Overall, what stood out about your visit?
I was so grateful for the kind and hospitable welcome I received. On the opening day of my tour visit, I had the chance to meet with about 20 leaders throughout the Lubbock community and Texas Tech. I was so humbled by the time and kindness of those who introduced me to the efforts being done for and within Latino communities in Lubbock.
Lubbock also showed me the power of understanding a community's history in its city and paved the way for prioritizing this aspect of every tour visit on the road.
Additionally, I was just so impressed with the city's efforts to collaborate with church leaders on COVID-19 vaccine outreach and education. To this day, I am still so impressed with Lubbock's Latino community outreach. I am excited to see what new and exciting partnerships, alliances and collaborations come from the work already happening on the ground.
In terms of helping to bridge the COVID-19 information gap, how do you think Texas Tech doing?
Texas Tech is doing an excellent job of bridging the COVID-19 information gap with its students. I had the chance to meet with Theresa Byrd from the Texas Tech University Health Sciences Center's Department of Public Health and Kent Wilkinson from the College of Media & Communication to learn more about the community outreach being done directly with community organizations, nurses and promotores, all of which serve as great models for other universities and colleges.
What is the Lubbock community doing well and what more should be done with regard to Latinx outreach?

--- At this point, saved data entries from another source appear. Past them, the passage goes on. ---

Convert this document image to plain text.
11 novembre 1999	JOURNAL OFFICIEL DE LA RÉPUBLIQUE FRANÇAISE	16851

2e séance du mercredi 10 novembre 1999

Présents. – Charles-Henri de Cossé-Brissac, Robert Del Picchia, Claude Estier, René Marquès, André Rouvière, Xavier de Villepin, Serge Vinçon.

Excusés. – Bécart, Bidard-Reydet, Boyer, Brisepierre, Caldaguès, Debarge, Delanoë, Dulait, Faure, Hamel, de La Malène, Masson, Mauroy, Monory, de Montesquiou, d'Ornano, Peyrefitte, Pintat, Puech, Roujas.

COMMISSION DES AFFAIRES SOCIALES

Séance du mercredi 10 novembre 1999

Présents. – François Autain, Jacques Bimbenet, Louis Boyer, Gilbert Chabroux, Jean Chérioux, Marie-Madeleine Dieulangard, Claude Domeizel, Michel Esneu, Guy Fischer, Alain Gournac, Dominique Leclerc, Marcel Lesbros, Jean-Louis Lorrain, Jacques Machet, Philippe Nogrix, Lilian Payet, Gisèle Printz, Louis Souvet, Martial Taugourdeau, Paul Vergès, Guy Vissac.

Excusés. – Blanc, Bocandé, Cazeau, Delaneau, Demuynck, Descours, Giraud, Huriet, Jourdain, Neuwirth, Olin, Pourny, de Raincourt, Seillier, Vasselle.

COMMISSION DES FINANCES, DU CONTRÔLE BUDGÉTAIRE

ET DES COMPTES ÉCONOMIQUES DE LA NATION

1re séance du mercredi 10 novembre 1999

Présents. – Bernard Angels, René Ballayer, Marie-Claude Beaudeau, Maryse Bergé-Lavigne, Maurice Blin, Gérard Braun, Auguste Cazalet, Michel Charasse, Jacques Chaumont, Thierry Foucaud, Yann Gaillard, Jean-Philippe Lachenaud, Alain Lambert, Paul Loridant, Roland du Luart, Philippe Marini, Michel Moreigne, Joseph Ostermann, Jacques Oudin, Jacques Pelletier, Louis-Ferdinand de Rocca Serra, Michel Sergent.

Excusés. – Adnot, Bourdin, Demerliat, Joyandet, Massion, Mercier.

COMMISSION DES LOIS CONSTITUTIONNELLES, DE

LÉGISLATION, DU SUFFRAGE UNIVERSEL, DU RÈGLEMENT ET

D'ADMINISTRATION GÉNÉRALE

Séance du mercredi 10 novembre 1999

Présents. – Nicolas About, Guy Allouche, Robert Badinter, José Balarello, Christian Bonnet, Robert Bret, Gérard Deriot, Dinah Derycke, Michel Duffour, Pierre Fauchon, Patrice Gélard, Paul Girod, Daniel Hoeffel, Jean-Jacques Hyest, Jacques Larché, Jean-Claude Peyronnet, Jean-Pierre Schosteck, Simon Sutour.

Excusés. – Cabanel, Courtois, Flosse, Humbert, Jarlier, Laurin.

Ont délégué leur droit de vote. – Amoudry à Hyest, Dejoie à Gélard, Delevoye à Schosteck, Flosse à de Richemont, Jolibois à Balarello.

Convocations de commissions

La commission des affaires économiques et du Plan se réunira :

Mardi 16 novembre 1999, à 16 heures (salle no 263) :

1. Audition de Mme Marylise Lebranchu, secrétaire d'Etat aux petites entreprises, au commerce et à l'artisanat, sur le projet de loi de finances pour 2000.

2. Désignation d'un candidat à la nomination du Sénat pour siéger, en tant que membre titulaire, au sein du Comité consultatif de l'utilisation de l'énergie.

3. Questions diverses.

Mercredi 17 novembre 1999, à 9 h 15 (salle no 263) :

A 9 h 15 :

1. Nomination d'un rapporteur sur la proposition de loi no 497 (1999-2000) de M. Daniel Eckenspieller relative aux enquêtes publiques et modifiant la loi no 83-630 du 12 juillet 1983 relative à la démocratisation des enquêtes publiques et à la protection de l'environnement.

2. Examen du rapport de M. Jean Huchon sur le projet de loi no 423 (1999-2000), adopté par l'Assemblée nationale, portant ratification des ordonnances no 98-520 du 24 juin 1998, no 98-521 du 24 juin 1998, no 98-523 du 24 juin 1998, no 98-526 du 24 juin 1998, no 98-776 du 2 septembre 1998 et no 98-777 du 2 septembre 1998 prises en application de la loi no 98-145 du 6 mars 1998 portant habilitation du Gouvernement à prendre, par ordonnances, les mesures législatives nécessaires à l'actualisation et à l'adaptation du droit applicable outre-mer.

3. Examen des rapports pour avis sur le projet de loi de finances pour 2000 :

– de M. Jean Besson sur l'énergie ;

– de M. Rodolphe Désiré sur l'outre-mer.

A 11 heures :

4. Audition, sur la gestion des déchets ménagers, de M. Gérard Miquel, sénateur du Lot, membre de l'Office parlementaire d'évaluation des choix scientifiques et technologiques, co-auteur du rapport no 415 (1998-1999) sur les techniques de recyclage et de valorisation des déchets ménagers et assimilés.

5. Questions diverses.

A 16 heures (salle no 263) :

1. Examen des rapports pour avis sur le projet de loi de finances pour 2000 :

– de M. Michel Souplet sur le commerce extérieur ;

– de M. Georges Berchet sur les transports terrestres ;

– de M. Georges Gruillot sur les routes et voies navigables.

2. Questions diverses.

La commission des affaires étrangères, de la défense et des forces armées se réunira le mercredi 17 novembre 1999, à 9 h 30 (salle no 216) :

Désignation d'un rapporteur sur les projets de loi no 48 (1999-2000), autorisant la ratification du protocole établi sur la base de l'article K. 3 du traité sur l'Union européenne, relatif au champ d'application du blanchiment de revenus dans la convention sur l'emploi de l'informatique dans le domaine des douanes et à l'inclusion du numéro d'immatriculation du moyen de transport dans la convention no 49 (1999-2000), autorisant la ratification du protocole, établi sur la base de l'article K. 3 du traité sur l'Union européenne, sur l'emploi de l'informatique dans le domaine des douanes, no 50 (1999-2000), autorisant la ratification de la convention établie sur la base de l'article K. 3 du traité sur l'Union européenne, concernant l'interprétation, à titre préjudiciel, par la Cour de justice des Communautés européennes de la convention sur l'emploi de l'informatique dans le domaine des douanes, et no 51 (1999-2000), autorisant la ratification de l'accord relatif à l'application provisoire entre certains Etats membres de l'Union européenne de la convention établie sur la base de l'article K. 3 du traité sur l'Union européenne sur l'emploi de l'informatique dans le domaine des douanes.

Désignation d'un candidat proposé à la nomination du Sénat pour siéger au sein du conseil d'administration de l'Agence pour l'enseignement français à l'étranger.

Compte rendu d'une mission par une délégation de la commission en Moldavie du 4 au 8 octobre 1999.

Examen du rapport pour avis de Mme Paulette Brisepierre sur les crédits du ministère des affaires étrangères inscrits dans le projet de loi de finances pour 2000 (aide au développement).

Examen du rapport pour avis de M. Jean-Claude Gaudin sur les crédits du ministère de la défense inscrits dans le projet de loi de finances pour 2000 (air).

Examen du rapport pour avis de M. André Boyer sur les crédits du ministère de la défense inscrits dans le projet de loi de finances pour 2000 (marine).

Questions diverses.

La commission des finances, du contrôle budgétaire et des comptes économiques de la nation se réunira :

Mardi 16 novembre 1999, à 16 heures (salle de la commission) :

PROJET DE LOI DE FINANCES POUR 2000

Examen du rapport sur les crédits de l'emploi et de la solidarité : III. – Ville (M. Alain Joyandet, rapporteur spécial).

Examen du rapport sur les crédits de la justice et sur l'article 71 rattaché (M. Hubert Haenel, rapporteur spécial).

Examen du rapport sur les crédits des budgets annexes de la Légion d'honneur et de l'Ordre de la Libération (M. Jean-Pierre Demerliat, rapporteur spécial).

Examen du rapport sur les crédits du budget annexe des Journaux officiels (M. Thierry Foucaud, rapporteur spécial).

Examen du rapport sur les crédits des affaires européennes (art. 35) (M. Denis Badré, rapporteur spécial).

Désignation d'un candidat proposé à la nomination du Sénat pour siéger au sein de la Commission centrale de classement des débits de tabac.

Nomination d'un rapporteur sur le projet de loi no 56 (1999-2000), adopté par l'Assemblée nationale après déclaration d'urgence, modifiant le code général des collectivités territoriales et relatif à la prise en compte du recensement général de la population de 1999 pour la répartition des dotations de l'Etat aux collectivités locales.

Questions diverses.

I think collaboration between the City of Lubbock Health Department, local community organizations, Hispanic media outlets and churches has been critical to Latinx outreach and education. These partnerships and collaborations must continue in order to ensure the needs of the Latinx community are met and prioritized beyond COVID-19. We are excited to welcome these voices and leaders to the Latinx Task Force as well.
What outcomes have resulted from your visit to Texas Tech?
I would narrow it down to four key outcomes: 1) more than 20 new partnerships between Texas Tech, the Lubbock community, Latinx Voces and the Latinx Task Force, 2) a collaboration with Texas Tech's Translation Task Force and Latinx Voces' translation committee, 3) storytelling collaborations with SHP and 4) history-based collaborations with MALS. We are so excited!